As an example, let’s take the case of an ETF that is trading at a premium. First, an AP acquires the securities the ETF holds (or a representative sample of those securities, as specified by the ETF’s portfolio manager). Next, the AP delivers the securities to the ETF provider along with a creation/redemption fee set by the sponsor. In exchange the ETF sponsor forms a block of ETF shares formally known as a “Creation Unit” and delivers those shares to the AP. The AP can then hold those shares, deliver them to a large institutional investor or sell them in the marketplace. However since this is an arbitrage transaction, the shares will likely be sold. Selling the newly created ETF shares increases the supply in the market, driving down the price of the ETF (pushing it closer to its NAV), thereby reducing the premium that kicked-off the whole process.
Creating a basket is relatively straightforward when the securities making up the index that an ETF tracks are easily obtainable, As a result, ETFs tracking heavily traded, highly liquid markets like US stocks typically display only small premiums or discounts. A good example of this is an ETF like SPY, which tracks the S&P 500®. Historically, the market price of SPY has tended to stray no more than 0.05% or so away from its NAV1.
However ETFs that track less liquid markets (where it is more difficult to purchase the underlying securities) such as high-yield bonds, commodities, or emerging markets can display differences of 1% or more1. Such differences are usually due to lack of liquidity, though sometimes more complex factors are involved.
You can tell if an ETF is trading at a premium or discount by checking the "Quote Details" section for the ETF on Schwab.com, showing the premium or discount as a percentage of NAV for the previous day's close. Remember, it's the change in discount or premium that matters most. Moreover, these changes aren't necessarily a drag on performance — the effect can be either positive or negative depending on which way the discount or premium moves between a purchase and subsequent sale.
For example, if an international fixed income ETF trades with a somewhat persistent 0.6% premium to NAV, and you bought and sold the ETF at that same premium, there would be no effect on your return.

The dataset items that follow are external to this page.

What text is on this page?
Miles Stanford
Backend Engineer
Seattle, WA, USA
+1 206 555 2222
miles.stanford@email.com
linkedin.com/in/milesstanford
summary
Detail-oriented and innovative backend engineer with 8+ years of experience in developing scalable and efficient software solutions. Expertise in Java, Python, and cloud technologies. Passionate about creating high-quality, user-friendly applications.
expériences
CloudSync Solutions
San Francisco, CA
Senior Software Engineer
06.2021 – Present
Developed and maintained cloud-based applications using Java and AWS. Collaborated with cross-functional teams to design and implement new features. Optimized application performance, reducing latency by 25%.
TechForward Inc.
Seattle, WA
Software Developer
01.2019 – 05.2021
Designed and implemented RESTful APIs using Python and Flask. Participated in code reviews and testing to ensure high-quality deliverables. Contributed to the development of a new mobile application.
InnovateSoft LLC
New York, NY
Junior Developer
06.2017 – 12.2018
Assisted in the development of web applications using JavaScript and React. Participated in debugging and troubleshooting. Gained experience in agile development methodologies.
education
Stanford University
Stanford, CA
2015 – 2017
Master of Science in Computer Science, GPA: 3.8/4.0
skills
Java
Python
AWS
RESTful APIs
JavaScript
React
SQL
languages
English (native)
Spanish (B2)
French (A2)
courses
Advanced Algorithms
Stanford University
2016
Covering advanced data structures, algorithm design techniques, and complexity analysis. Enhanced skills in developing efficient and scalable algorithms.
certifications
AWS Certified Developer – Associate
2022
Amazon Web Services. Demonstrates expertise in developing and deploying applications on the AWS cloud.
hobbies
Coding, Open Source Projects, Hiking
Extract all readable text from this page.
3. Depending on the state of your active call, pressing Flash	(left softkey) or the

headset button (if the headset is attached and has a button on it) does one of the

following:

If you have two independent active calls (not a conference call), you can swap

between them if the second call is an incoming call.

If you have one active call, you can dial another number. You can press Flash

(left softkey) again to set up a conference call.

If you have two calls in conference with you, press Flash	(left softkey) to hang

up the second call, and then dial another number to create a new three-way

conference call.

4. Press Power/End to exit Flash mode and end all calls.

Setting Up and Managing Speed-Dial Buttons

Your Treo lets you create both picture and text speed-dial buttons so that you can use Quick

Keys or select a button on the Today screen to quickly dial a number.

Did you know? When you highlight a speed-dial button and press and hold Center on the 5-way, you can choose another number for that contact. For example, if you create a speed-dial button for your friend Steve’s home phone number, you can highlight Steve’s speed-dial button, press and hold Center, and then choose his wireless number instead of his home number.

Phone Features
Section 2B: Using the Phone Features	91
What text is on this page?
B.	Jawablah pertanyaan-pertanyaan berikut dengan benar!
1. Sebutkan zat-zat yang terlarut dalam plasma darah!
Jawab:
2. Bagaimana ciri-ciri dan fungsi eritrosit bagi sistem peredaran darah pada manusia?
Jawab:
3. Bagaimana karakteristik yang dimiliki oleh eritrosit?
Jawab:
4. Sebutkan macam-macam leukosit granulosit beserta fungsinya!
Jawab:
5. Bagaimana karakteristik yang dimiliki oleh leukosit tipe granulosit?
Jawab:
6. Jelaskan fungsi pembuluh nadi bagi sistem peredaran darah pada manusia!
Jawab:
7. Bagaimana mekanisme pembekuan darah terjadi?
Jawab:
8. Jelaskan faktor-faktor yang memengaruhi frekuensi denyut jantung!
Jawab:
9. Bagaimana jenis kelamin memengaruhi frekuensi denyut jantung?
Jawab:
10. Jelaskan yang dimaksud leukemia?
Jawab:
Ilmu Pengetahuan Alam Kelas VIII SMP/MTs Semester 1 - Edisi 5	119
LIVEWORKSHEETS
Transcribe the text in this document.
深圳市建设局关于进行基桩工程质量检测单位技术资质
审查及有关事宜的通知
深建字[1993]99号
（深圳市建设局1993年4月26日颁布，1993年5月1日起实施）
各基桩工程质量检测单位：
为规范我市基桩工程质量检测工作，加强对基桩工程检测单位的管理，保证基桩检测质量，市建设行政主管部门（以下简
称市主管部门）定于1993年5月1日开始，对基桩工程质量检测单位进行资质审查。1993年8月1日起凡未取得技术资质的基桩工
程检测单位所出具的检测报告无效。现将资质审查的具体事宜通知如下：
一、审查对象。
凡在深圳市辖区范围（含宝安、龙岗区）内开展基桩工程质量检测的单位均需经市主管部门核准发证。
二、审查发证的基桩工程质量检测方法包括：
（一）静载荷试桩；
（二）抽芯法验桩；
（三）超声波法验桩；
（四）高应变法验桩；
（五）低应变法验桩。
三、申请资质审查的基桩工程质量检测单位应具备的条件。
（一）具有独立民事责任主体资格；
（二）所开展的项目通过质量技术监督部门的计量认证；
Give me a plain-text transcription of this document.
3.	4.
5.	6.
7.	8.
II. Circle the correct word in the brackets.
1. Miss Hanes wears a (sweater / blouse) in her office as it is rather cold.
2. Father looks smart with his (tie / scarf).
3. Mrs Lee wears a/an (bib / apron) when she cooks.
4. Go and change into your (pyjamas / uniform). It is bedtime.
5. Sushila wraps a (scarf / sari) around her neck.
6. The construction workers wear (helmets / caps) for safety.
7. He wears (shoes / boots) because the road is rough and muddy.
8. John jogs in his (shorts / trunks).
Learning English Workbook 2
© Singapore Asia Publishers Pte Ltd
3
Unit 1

The risk comes when that premium erodes or even becomes a discount during the time you own the ETF. In our example, if you bought the ETF while it was trading at a 0.6% premium but sold it while it was trading at a 0.4% discount, the change during the roundtrip would have cost you 1%.
Although realizing small gains or losses from potential changes in discounts and premiums might be acceptable in many cases, and possibly even unavoidable for certain ETFs, the main point is to be aware of the risks involved — and to be purposeful when trading ETFs that may exhibit excessively large or volatile discounts and premiums to NAV.